Was sagen Sie zum Lied von JJ, Wasted Love? Haben Sie das schon gehört?

Anneliese Rohrer
Nein, aber ich sag das gebe ich zu, das ist eine Generationengeschichte. Ich mein, was mache ich mit 80 mit so einer Musik?

Patrick Budgen
Naja, das ist Klassik.

Anneliese Rohrer
Nein, Ja, Klassik, nein, nein, da leiste ich mir den Luxus. Das ist nicht mehr meine Zeit.

Patrick Budgen
Also ich habe es extrem cool gefunden. Ich bin hier im Raum offenbar der einzige Song Contest Fan. Der Manuel ist auch nicht so der große Fan, aber ich würde den Bogen zur Politik gern spannen. JJ ist ja dann nach seiner Rückkehr nach Österreich von den Spitzen der Bundesregierung empfangen worden. Jeder hat ein Selfie mit ihm gemacht. Auf Social Media habe ich Babler, Stocker, Meinl, Reisinger, alle haben Selfies mit ihm gemacht. Wie finden Sie, dass die Politik diesen Sieg so für sich nützt?

Anneliese Rohrer
Naja, ich meine, die Politik macht das eigentlich immer wieder. Das Größte war, glaube ich, die Rückkehr des Karl Schanz, nachdem er von den Olympischen Spielen in Japan ausgeschlossen wurde. Das war eine hervorragende, unter Anführungszeichen, Manipulation eines Sportlers. Der Bundespräsident hat sich gleich gerührt gegeben. Was für eine Show, was für eine Stimme, was für eine Stimme stimmt ja. Und Sie glauben, Sie können dadurch Punkte machen.

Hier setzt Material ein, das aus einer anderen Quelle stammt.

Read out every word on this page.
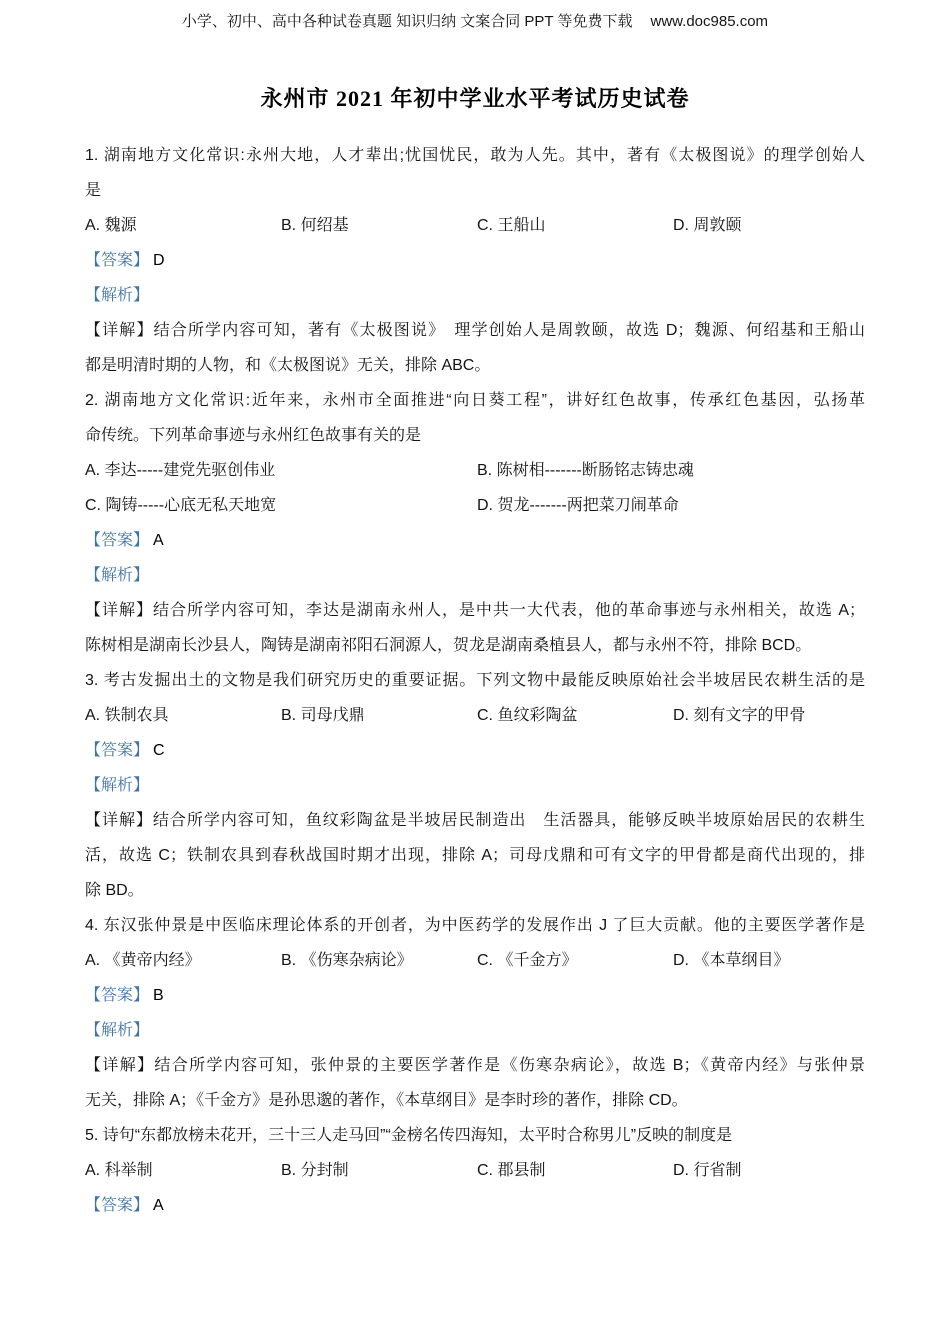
小学、初中、高中各种试卷真题 知识归纳 文案合同 PPT 等免费下载 www.doc985.com
永州市 2021 年初中学业水平考试历史试卷
1. 湖南地方文化常识:永州大地，人才辈出;忧国忧民，敢为人先。其中，著有《太极图说》的理学创始人
是
A. 魏源	B. 何绍基	C. 王船山	D. 周敦颐
【答案】 D
【解析】
【详解】结合所学内容可知，著有《太极图说》　理学创始人是周敦颐，故选 D；魏源、何绍基和王船山
都是明清时期的人物，和《太极图说》无关，排除 ABC。
2. 湖南地方文化常识:近年来，永州市全面推进“向日葵工程”，讲好红色故事，传承红色基因，弘扬革
命传统。下列革命事迹与永州红色故事有关的是
A. 李达-----建党先驱创伟业	B. 陈树相-------断肠铭志铸忠魂
C. 陶铸-----心底无私天地宽	D. 贺龙-------两把菜刀闹革命
【答案】 A
【解析】
【详解】结合所学内容可知，李达是湖南永州人，是中共一大代表，他的革命事迹与永州相关，故选 A；
陈树相是湖南长沙县人，陶铸是湖南祁阳石洞源人，贺龙是湖南桑植县人，都与永州不符，排除 BCD。
3. 考古发掘出土的文物是我们研究历史的重要证据。下列文物中最能反映原始社会半坡居民农耕生活的是
A. 铁制农具	B. 司母戊鼎	C. 鱼纹彩陶盆	D. 刻有文字的甲骨
【答案】 C
【解析】
【详解】结合所学内容可知，鱼纹彩陶盆是半坡居民制造出　生活器具，能够反映半坡原始居民的农耕生
活，故选 C；铁制农具到春秋战国时期才出现，排除 A；司母戊鼎和可有文字的甲骨都是商代出现的，排
除 BD。
4. 东汉张仲景是中医临床理论体系的开创者，为中医药学的发展作出 J 了巨大贡献。他的主要医学著作是
A. 《黄帝内经》	B. 《伤寒杂病论》	C. 《千金方》	D. 《本草纲目》
【答案】 B
【解析】
【详解】结合所学内容可知，张仲景的主要医学著作是《伤寒杂病论》，故选 B；《黄帝内经》与张仲景
无关，排除 A；《千金方》是孙思邈的著作，《本草纲目》是李时珍的著作，排除 CD。
5. 诗句“东都放榜未花开，三十三人走马回”“金榜名传四海知，太平时合称男儿”反映的制度是
A. 科举制	B. 分封制	C. 郡县制	D. 行省制
【答案】 A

Tut es mir leid, weil Punkte machen sollten Sie mit dem Budget, aber es ist eigentlich nebensächlich.

Patrick Budgen
Jedenfalls, kaum war JJ wieder zurück in Wien, ist auch schon die Diskussion losgegangen, wo der Song Contest nächstes Jahr in Österreich stattfinden soll. Wien hat sich gleich beworben oder gemeldet. Bürgermeister Ludwig, St. Pölten, Graz, Innsbruck, Wels und Linz im Doppelpark und auch ganz lustig finde ich Oberwart, weil sie den Musikantenstadl schon richtig mehrfach, nämlich mehrfach. Glauben Sie, hat eine andere Stadt außer Wien überhaupt eine Chance, das auszutragen?

Anneliese Rohrer
Wie wäre es mit Igels?

Patrick Budgen
Wieso?

Anneliese Rohrer
Naja, die haben ja Erfahrung in so Großveranstaltungen.

Patrick Budgen
Vielleicht hört uns jemand zu, es kommt noch nie. Ich würde gerne das noch abschließen, auch an der politischen Frage zum Thema. Wir stecken ja mittendrin, haben wir schon besprochen, in wirtschaftlich sehr schweren Zeiten. Es gibt politische Beobachter, die meinen, man sollte jetzt auf die Austragung des Song Contests in Österreich verzichten, wegen der Finanzen und der Optik. Da sind wir wieder bei der Optik. Würden Sie das gut finden?

Anneliese Rohrer
Nein, nein. Wie provinziell wollen wir denn noch werden? Wir verzwergen uns doch eh schon in so vielen Bereichen. Ich meine, das wäre ja doch auch für die Umwegrentabilität und für den Tourismus.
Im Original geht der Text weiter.